Rufo: Kyle, you and I first got to know each other a number of years ago at the Claremont Institute fellowship, and this was during wave one of the Antifa riots in Portland. I think it’s fitting that we now reconnect on wave two of the Antifa riots all over the country. Before we get into that, I hope you can introduce yourself, tell us a little bit about what you’ve been working on, and help us set up this conversation about these pressing events.
Kyle: My name is Kyle Shideler. I am the Senior Analyst and Director for Homeland Security and Counterterrorism Programs at the Center for Security Policy, where I oversee all of our research with a primary focus on domestic groups that are targeting national security, both from a kinetic standpoint—so terrorism—but also from a non-kinetic standpoint. I look at groups that are engaged in things like subversion against the U.S. government and the U.S. Constitution. The Center for Security Policy’s approach has always been to understand the ideology; we feel that if we understand what a threat actor believes, we can understand how they’ll operate. From there, you can start doing predictive intelligence on what they’ll do and then try to stop them. So I research, I write, I provide briefings to local and state law enforcement, and I try to assist them wherever I can. That’s it in a nutshell.
Lomez: Kyle, nice to meet you. I’m honored to have you on the show, and this is an important topic. Antifa has been this insidious force, kind of operating behind the scenes of American politics for years. They’ve become more prominent and more salient, and we’re seeing them more often now than we used to. But that question you just posed—which is, we’re trying to understand what these groups believe—okay, we hear all the time that Antifa is an idea, right? And obviously, on a straightforward level, they are anti-fascist. But what does that actually mean? What do they believe? What is animating their politics? Is there some coherent ideological through line that we can identify, or is it, as a lot of people on the Right, myself included, see them as merely these shock troops, these ground troops for the Left, who operate according to whatever ideology is most convenient at any given time in order to push back against whatever the Right might be doing?

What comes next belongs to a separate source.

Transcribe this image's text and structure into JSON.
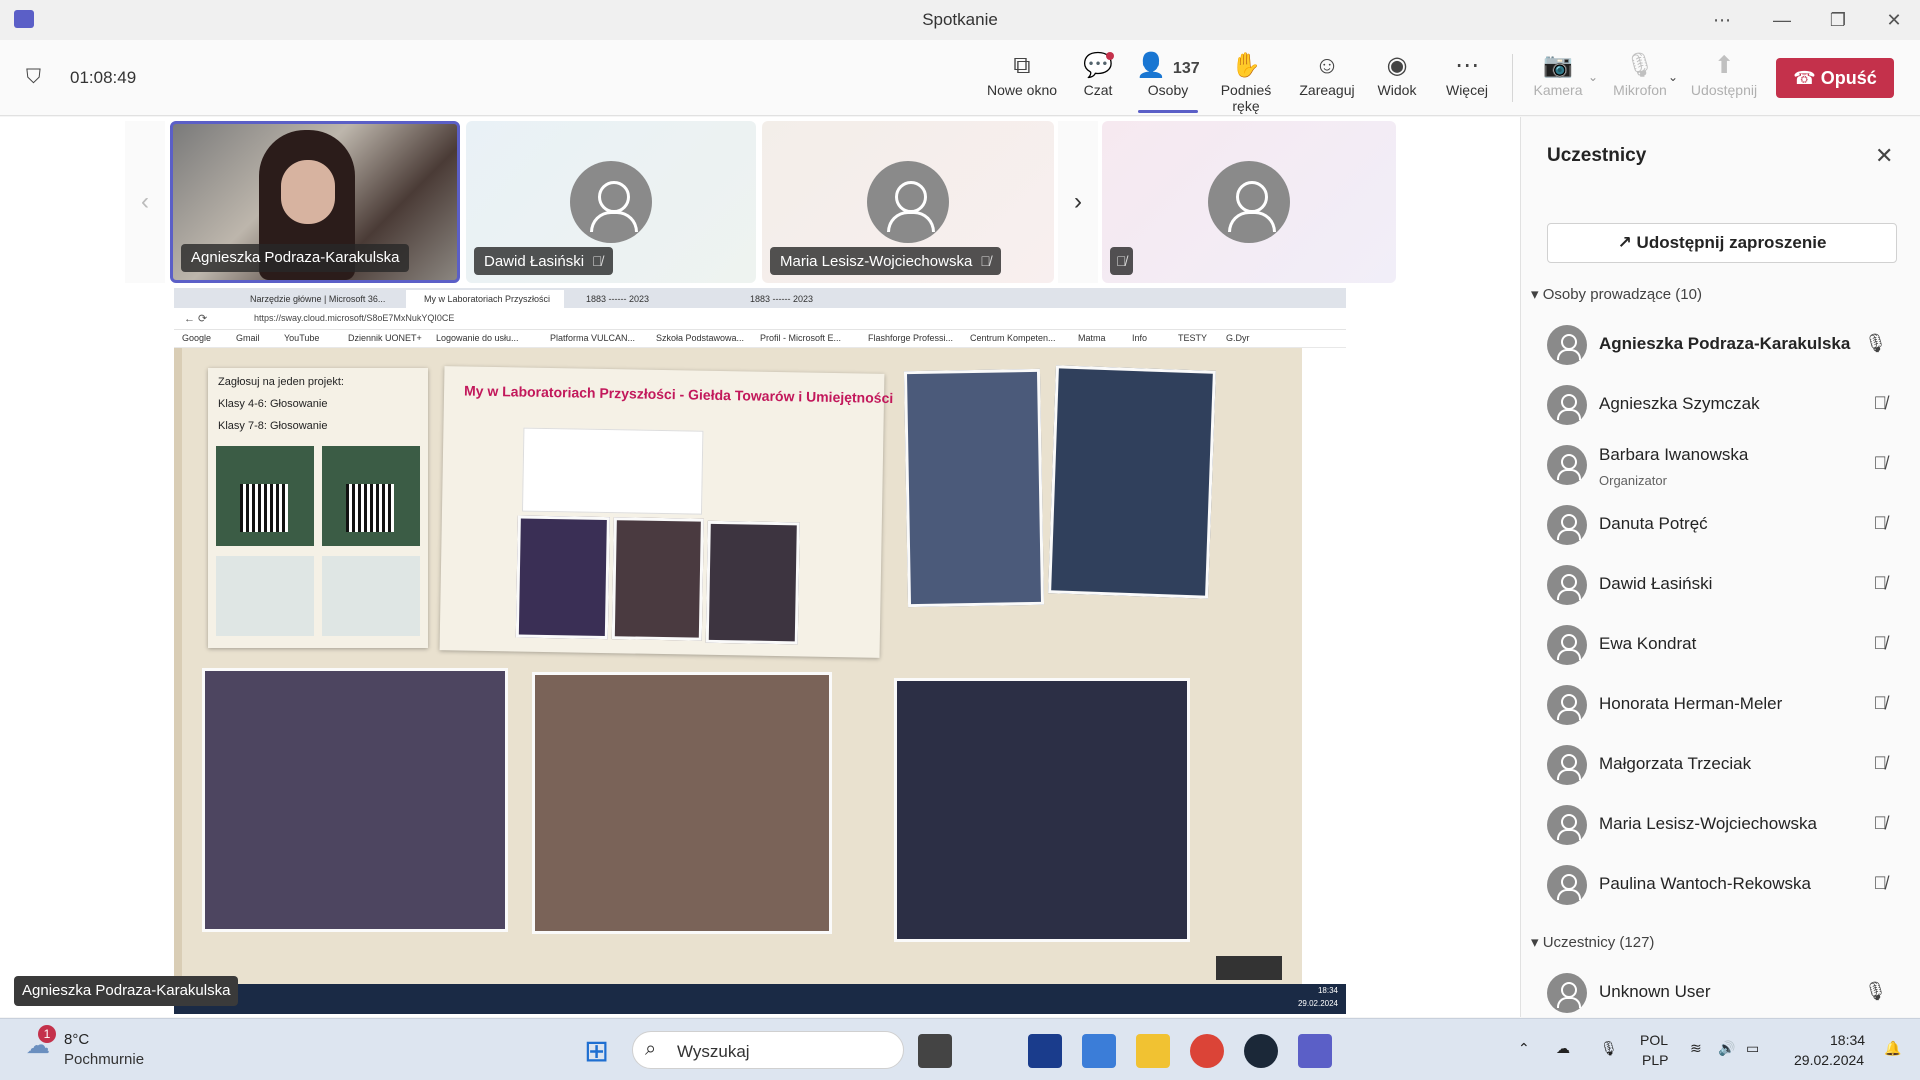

Kyle: If you look at their writings, most of the Antifa groups—Antifa is inherently a united front—so you’re going to have a wide variety of revolutionary leftists organizing under the Antifa banner. But the vast majority of them are going to be anarchists or what’s called autonomous Marxists. This is an ideology that came out of Italy and Germany in the 1980s, and essentially what they said was, we’re tired of old, stodgy communist parties telling us that we have to do a bunch of boring organizing. We want it now. And so they came up with this concept of living autonomously, meaning they want to create spaces where they can live their ideology in real life.